Et les générations ultérieures ? Au début des années soixante, de Gaulle sous-estimait sans doute la place grandissante qu'allait occuper la mémoire du nazisme dans la vie publique et le discours politique ouest-allemand. La génération de 1968 soupçonnerait bientôt tout le passé allemand d'avoir conduit au nazisme. Le dialogue n'était donc pas plus possible entre les " soixante-huitards " allemands et celui qui leur apparaissait comme un homme du XIXe siècle puisqu'il avait la certitude que les peuples et les nations survivent à tous les aléas de l'histoire.
De Gaulle avait raison sur le long terme quand il prédisait la réunification de l'Allemagne dans la démocratie mais, dans les années soixante, l'Allemagne de l'Ouest ne voulait entendre parler que d'insertion dans un ensemble occidental et non de politique d'indépendance nationale – les parents parce qu'ils en attendaient la restauration partielle du Reich, au sens territorial et les enfants parce que l'Amérique était un modèle culturel ; de fédération européenne et non " d'Europe des États ". La génération de 1968 aurait pu, à la rigueur, être sensible à sa critique de la guerre du Vietnam et à sa non moins précoce politique de rapprochement avec l'Est mais elle croyait plutôt entendre dans le discours gaullien un lointain écho de l'antiaméricanisme nationaliste de la génération des parents, compromis avec le IIIe Reich.
Il y eut bien sûr des exceptions au malentendu. Un homme politique allemand a compris de Gaulle encore mieux que Konrad Adenauer, ce fut Willy Brandt. Il a consacré au général un magnifique chapitre de ses Mémoires. On y voit non seulement un résistant allemand au nazisme s'incliner devant le chef de la résistance française mais aussi l'artisan de la nouvelle Ostpolitik relever le paradoxe – un autre – selon lequel un conservateur français fut plus proche de sa propre vision d'une " grande Europe " dotée d'un système de sécurité durable que bien des socialistes allemands. Brandt ne cache pas pour autant qu'il désapprouvait de Gaulle de vouloir forcer les Allemands de l'Ouest à choisir entre la France et les États-Unis ou bien de s'opposer à l'entrée de la Grande-Bretagne dans le Marché commun.
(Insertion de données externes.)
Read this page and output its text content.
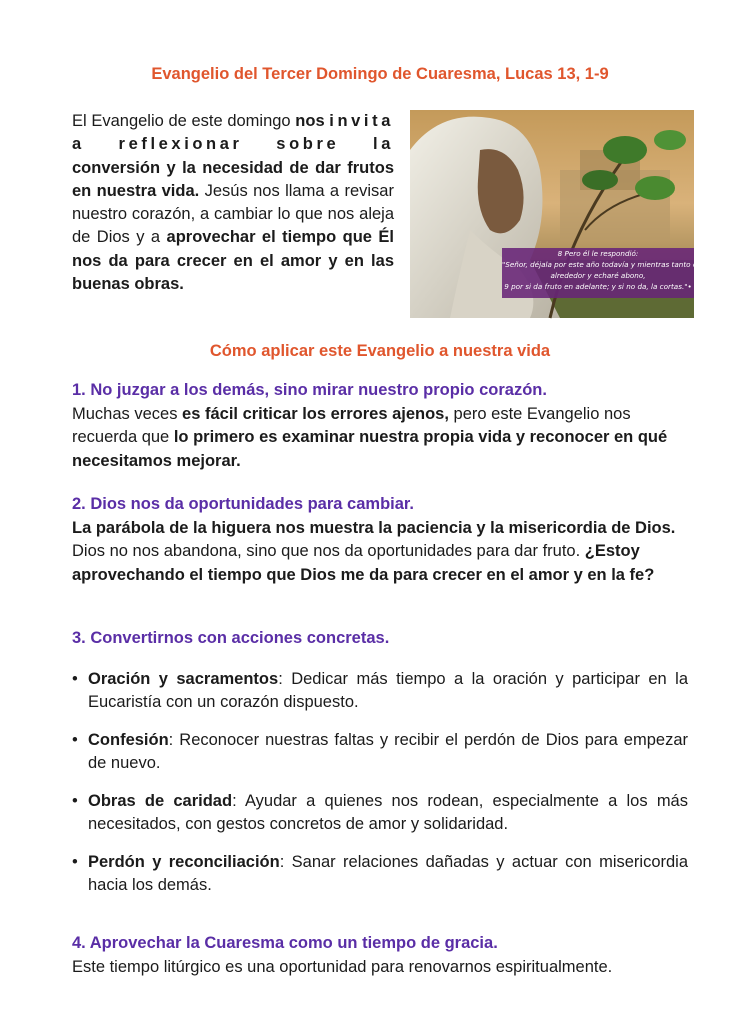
Evangelio del Tercer Domingo de Cuaresma, Lucas 13, 1-9
El Evangelio de este domingo nos invita a reflexionar sobre la conversión y la necesidad de dar frutos en nuestra vida. Jesús nos llama a revisar nuestro corazón, a cambiar lo que nos aleja de Dios y a aprovechar el tiempo que Él nos da para crecer en el amor y en las buenas obras.
8 Pero él le respondió:
"Señor, déjala por este año todavía y mientras tanto cavaré a su
alrededor y echaré abono,
9 por si da fruto en adelante; y si no da, la cortas."•
Cómo aplicar este Evangelio a nuestra vida
1. No juzgar a los demás, sino mirar nuestro propio corazón.
Muchas veces es fácil criticar los errores ajenos, pero este Evangelio nos recuerda que lo primero es examinar nuestra propia vida y reconocer en qué necesitamos mejorar.
2. Dios nos da oportunidades para cambiar.
La parábola de la higuera nos muestra la paciencia y la misericordia de Dios. Dios no nos abandona, sino que nos da oportunidades para dar fruto. ¿Estoy aprovechando el tiempo que Dios me da para crecer en el amor y en la fe?
3. Convertirnos con acciones concretas.
• Oración y sacramentos: Dedicar más tiempo a la oración y participar en la Eucaristía con un corazón dispuesto.
• Confesión: Reconocer nuestras faltas y recibir el perdón de Dios para empezar de nuevo.
• Obras de caridad: Ayudar a quienes nos rodean, especialmente a los más necesitados, con gestos concretos de amor y solidaridad.
• Perdón y reconciliación: Sanar relaciones dañadas y actuar con misericordia hacia los demás.
4. Aprovechar la Cuaresma como un tiempo de gracia.
Este tiempo litúrgico es una oportunidad para renovarnos espiritualmente.
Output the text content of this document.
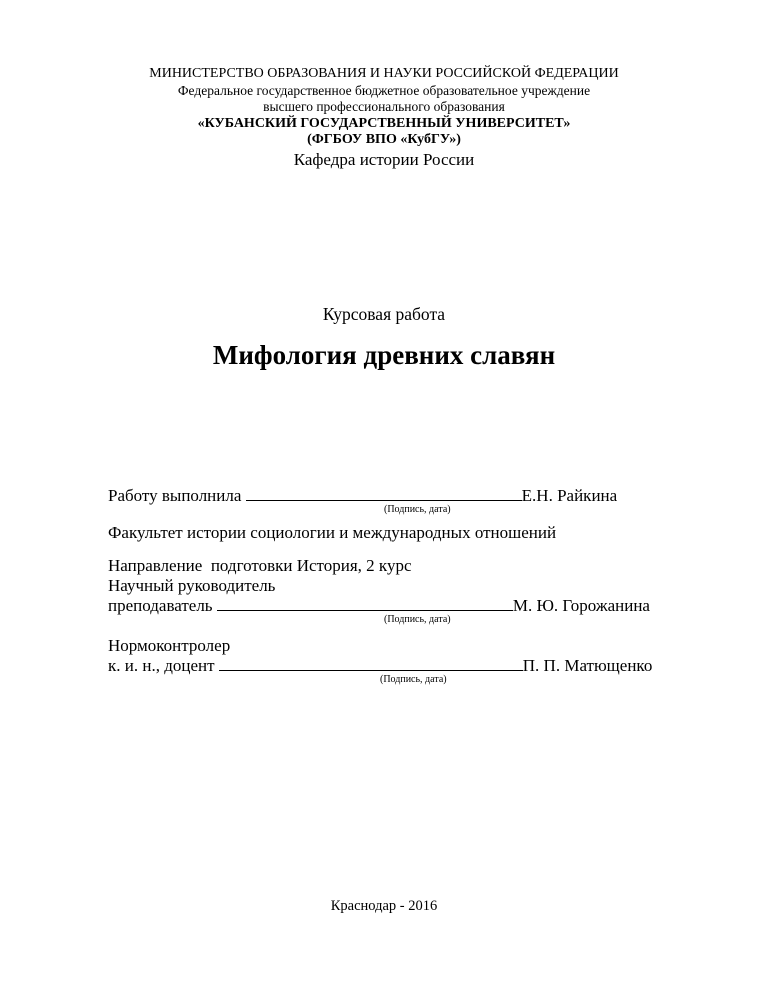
МИНИСТЕРСТВО ОБРАЗОВАНИЯ И НАУКИ РОССИЙСКОЙ ФЕДЕРАЦИИ
Федеральное государственное бюджетное образовательное учреждение
высшего профессионального образования
«КУБАНСКИЙ ГОСУДАРСТВЕННЫЙ УНИВЕРСИТЕТ»
(ФГБОУ ВПО «КубГУ»)
Кафедра истории России
Курсовая работа
Мифология древних славян
Работу выполнила	Е.Н. Райкина
(Подпись, дата)
Факультет истории социологии и международных отношений
Направление  подготовки История, 2 курс
Научный руководитель
преподаватель	М. Ю. Горожанина
(Подпись, дата)
Нормоконтролер
к. и. н., доцент	П. П. Матющенко
(Подпись, дата)
Краснодар - 2016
Pour Brandt, comme pour beaucoup d'Allemands de l'époque, le monde anglo-saxon était une boussole dans le processus de démocratisation de l'Allemagne.
5/ C'est la raison pour laquelle au SPD, comme à la CDU, on décida d'ajouter un préambule au Traité de l'Élysée qui devait empêcher que l'entente franco-allemande se déployât en dehors du cadre fixé par " une coopération particulièrement étroite entre l'Europe et les États-Unis d'Amérique " et par " l'intégration des forces des pays appartenant à cette alliance ".
De Gaulle avait donc échoué dans son rapprochement avec la République Fédérale. Contrairement à ce qu'on dit habituellement, cependant, il ne déclara pas que le Traité avait " vécu ce que vivent les roses " mais il le compara à une roseraie – comme celle d'Adenauer – qui pourrait donner beaucoup de roses si on l'entourait de soins. C'est à mettre à l'actif du président français de l'époque : malgré sa déception, il n'a pas insulté l'avenir. Il continua à voir dans le Traité de l'Élysée, après le printemps 1963, une pierre d'attente.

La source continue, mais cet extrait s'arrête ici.